Generalized cyclic symmetric decompositions for the matrix multiplication tensor
Charlotte Vermeylen, Marc Van Barel
TL;DR
The paper tackles the challenge of discovering fast matrix multiplication algorithms by casting matrix multiplication as a canonical polyadic decomposition of the matrix multiplication tensor $T_{mpn}$ and addressing the non-uniqueness and large-parameter search space via a generalized cyclic symmetric structure in the factor matrices. This CS-based structure is integrated into an augmented Lagrangian solver and extended to non-equal modes through a generalized CS formulation, plus recursive and subblock CS strategies to further reduce parameters.

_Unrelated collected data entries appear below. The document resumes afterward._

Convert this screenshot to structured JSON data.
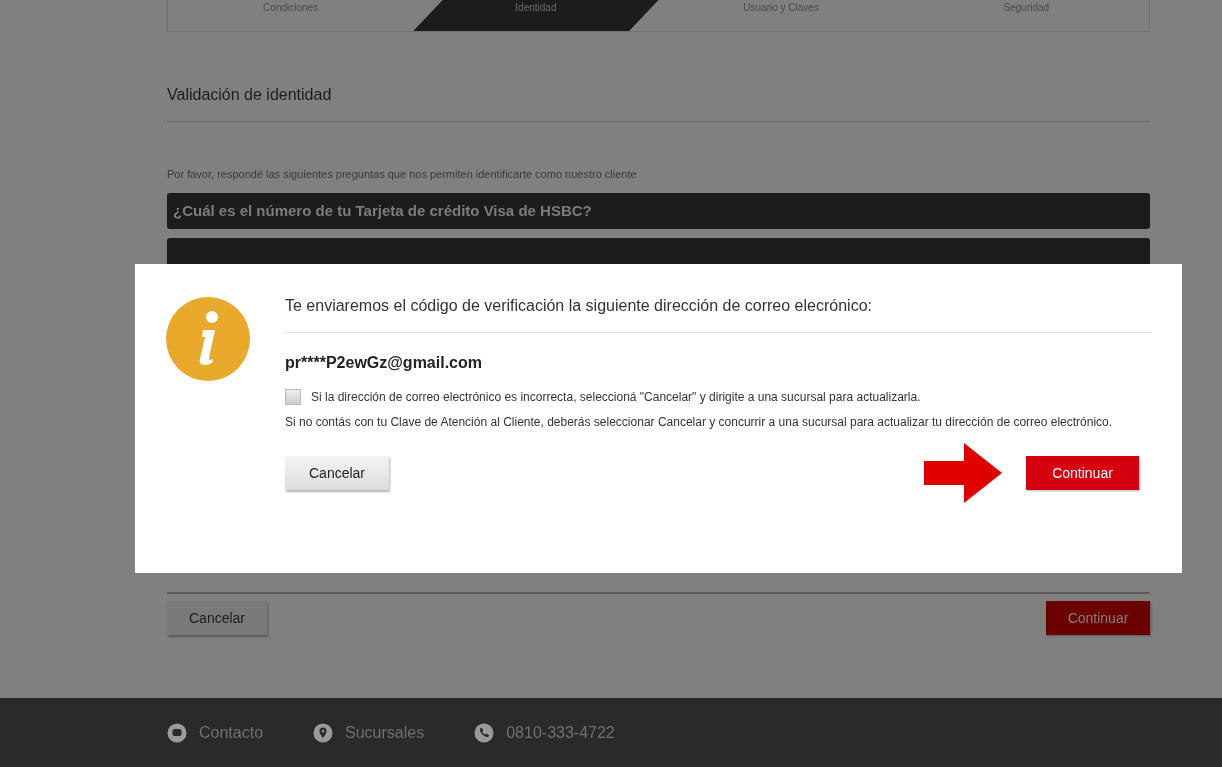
{
  "steps": [
    {
      "label": "Condiciones",
      "selected": false
    },
    {
      "label": "Identidad",
      "selected": true
    },
    {
      "label": "Usuario y Claves",
      "selected": false
    },
    {
      "label": "Seguridad",
      "selected": false
    }
  ],
  "section_title": "Validación de identidad",
  "intro": "Por favor, respondé las siguientes preguntas que nos permiten identificarte como nuestro cliente",
  "question": "¿Cuál es el número de tu Tarjeta de crédito Visa de HSBC?",
  "dialog": {
    "message": "Te enviaremos el código de verificación la siguiente dirección de correo elecrónico:",
    "email": "pr****P2ewGz@gmail.com",
    "checkbox": {
      "label": "Si la dirección de correo electrónico es incorrecta, seleccioná \"Cancelar\" y dirigite a una sucursal para actualizarla.",
      "checked": false
    },
    "note": "Si no contás con tu Clave de Atención al Cliente, deberás seleccionar Cancelar y concurrir a una sucursal para actualizar tu dirección de correo electrónico.",
    "cancel_button": "Cancelar",
    "continue_button": "Continuar"
  },
  "cancel_button": "Cancelar",
  "continue_button": "Continuar",
  "footer": [
    {
      "kind": "chat",
      "label": "Contacto"
    },
    {
      "kind": "pin",
      "label": "Sucursales"
    },
    {
      "kind": "phone",
      "label": "0810-333-4722"
    }
  ]
}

Empirical results across multiple tensors show that the generalized CS approach yields more exact and practically useful decompositions, including sparse PDs with entries in $\\{0, \\pm 1\}$. The work thus improves convergence, expands the set of practical CPDs, and enhances the practical discovery of efficient FMM algorithms with potential hardware-friendly properties.
Abstract
A new generalized cyclic symmetric structure in the factor matrices of polyadic decompositions of matrix multiplication tensors for non-square matrix multiplication is proposed to reduce the number of variables in the optimization problem and in this way improve the convergence. The structure is implemented in an existing numerical optimization algorithm. Extensive numerical experiments are given that the proposed structure indeed finds more (practical) decompositions.